Alam A, Blachman-Braun R, Delto J C, Moscardi P R M, Castellan M, Tidwell M A, Labbie A, Gosalbez R
Division of Pediatric Urology, Nicklaus Children's Hospital, Miami, USA.
Division of Pediatric Urology, Nicklaus Children's Hospital, Miami, USA.
J Pediatr Urol. 2018 Feb;14(1):32.e1-32.e7. doi: 10.1016/j.jpurol.2017.08.012. Epub 2017 Nov 21.
Successful primary bladder closure is the most crucial element for urinary continence in patients with classic bladder exstrophy (CBE). In the newborn period, bladder closure can be performed in the first 48 h without pelvic osteotomy or external fixation, but requires postoperative lower extremity immobilization (i.e., spica cast, Bryant's or Buck's traction).
To present a novel surgical approach for primary bladder closure for CBE using two-pin external fixation without pelvic osteotomy, and without postoperative lower extremity immobilization.

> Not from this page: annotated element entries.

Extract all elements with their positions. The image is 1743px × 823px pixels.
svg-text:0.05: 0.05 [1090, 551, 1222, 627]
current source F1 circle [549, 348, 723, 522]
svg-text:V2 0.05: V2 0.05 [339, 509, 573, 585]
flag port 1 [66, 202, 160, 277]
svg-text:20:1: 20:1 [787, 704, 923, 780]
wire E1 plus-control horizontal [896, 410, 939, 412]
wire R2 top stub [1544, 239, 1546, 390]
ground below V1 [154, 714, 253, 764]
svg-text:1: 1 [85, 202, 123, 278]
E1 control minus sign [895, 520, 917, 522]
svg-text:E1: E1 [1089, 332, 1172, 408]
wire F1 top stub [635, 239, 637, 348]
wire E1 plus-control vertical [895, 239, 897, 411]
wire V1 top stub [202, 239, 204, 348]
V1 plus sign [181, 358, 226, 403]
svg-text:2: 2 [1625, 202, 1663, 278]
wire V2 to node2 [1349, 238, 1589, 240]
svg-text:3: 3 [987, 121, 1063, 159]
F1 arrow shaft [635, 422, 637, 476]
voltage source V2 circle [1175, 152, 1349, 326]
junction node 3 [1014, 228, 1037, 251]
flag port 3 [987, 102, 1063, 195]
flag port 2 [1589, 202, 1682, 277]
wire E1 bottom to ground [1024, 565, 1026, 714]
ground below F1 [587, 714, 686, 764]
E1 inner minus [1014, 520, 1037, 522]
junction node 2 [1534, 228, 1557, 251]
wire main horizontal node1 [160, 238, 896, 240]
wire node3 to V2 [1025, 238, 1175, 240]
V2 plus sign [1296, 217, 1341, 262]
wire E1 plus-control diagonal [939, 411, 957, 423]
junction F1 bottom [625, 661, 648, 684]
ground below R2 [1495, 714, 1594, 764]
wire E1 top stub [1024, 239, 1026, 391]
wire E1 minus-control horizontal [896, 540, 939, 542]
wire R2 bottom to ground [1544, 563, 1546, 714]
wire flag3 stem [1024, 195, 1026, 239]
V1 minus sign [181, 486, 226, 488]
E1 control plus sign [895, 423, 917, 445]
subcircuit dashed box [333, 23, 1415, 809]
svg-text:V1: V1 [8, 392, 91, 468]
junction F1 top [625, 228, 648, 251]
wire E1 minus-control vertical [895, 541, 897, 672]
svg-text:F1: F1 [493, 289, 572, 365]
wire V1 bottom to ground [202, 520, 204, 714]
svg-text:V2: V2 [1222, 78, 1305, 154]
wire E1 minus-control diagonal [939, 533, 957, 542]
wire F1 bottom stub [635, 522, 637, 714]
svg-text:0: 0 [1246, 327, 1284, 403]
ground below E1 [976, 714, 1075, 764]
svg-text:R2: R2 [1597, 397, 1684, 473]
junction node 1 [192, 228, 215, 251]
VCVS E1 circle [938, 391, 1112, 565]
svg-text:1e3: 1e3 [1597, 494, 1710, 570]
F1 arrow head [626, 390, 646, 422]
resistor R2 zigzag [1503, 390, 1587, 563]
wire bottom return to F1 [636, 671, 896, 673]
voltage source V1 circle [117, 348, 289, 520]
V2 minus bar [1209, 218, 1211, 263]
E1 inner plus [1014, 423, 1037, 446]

A retrospective chart review of patients with CBE was performed at the current institution from 2000 to 2016, including all primary bladder closures with external fixation and without osteotomy or lower extremity immobilization. Patients were discharged with the external fixator in place, which was later removed in clinic. Baseline clinical and demographic variables, and follow-up data were recorded.
Thirteen patients were analyzed; eight (61.5%) were male. Pre-operative intersymphysial distance was 3.68 ± 1.0 cm (2.0-5.0). Mean follow-up was 56.8 ± 40.3 months (10-131). One patient had a partial bladder neck dehiscence, due to pin displacement on postoperative day 1: he had the lowest gestational age of 34 weeks (Summary table).
This approach used external fixation to bring the pubic bones together intra-operatively, and to decrease the tension in closing the pelvic ring and abdominal wall without osteotomy. External fixation with osteotomy and long-term immobilization, or using a spica cast without osteotomy offered the added advantage of improved wound care, due to lack of lower limb immobilization, less patient discomfort, and facilitation of mother/caregiver and newborn bonding.
The two-pin external fixator without osteotomy as an adjunct to primary bladder closure in CBE patients was technically feasible. At the current institution this approach had an equivalent success rate to previous reports in the literature for primary bladder closure, decreased the length of hospital stay, and precluded the need for lower extremity immobilization. Early data for bladder capacity were encouraging.
成功进行一期膀胱关闭术是经典膀胱外翻(CBE)患者实现尿失禁的最关键因素。在新生儿期,膀胱关闭术可在出生后48小时内进行,无需骨盆截骨术或外固定,但术后需要下肢固定(即髋人字石膏、布赖恩特氏牵引或布克氏牵引)。
介绍一种用于CBE一期膀胱关闭术的新型手术方法,该方法使用双针外固定,无需骨盆截骨术,术后也无需下肢固定。
对2000年至2016年在本机构就诊的CBE患者进行回顾性病历审查,包括所有采用外固定且未进行截骨术或下肢固定的一期膀胱关闭术。患者出院时外固定器仍保留,随后在门诊拆除。记录基线临床和人口统计学变量以及随访数据。
分析了13例患者;其中8例(61.5%)为男性。术前耻骨联合间距离为3.68±1.0厘米(2.0 - 5.0)。平均随访时间为56.8±40.3个月(10 - 131)。1例患者出现部分膀胱颈裂开,原因是术后第1天外固定针移位:该患者胎龄最低,为34周(汇总表)。
该方法在手术中使用外固定将耻骨拉拢在一起,在不进行截骨术的情况下降低关闭骨盆环和腹壁的张力。与截骨术及长期固定的外固定方法,或不进行截骨术使用髋人字石膏相比,该方法具有伤口护理改善的额外优势,因为无需下肢固定,患者不适较少,并且便于母亲/护理人员与新生儿建立亲密关系。
在CBE患者中,不进行截骨术的双针外固定器作为一期膀胱关闭术的辅助手段在技术上是可行的。在本机构,这种方法与文献中先前报道的一期膀胱关闭术成功率相当,缩短了住院时间,并且无需下肢固定。早期膀胱容量数据令人鼓舞。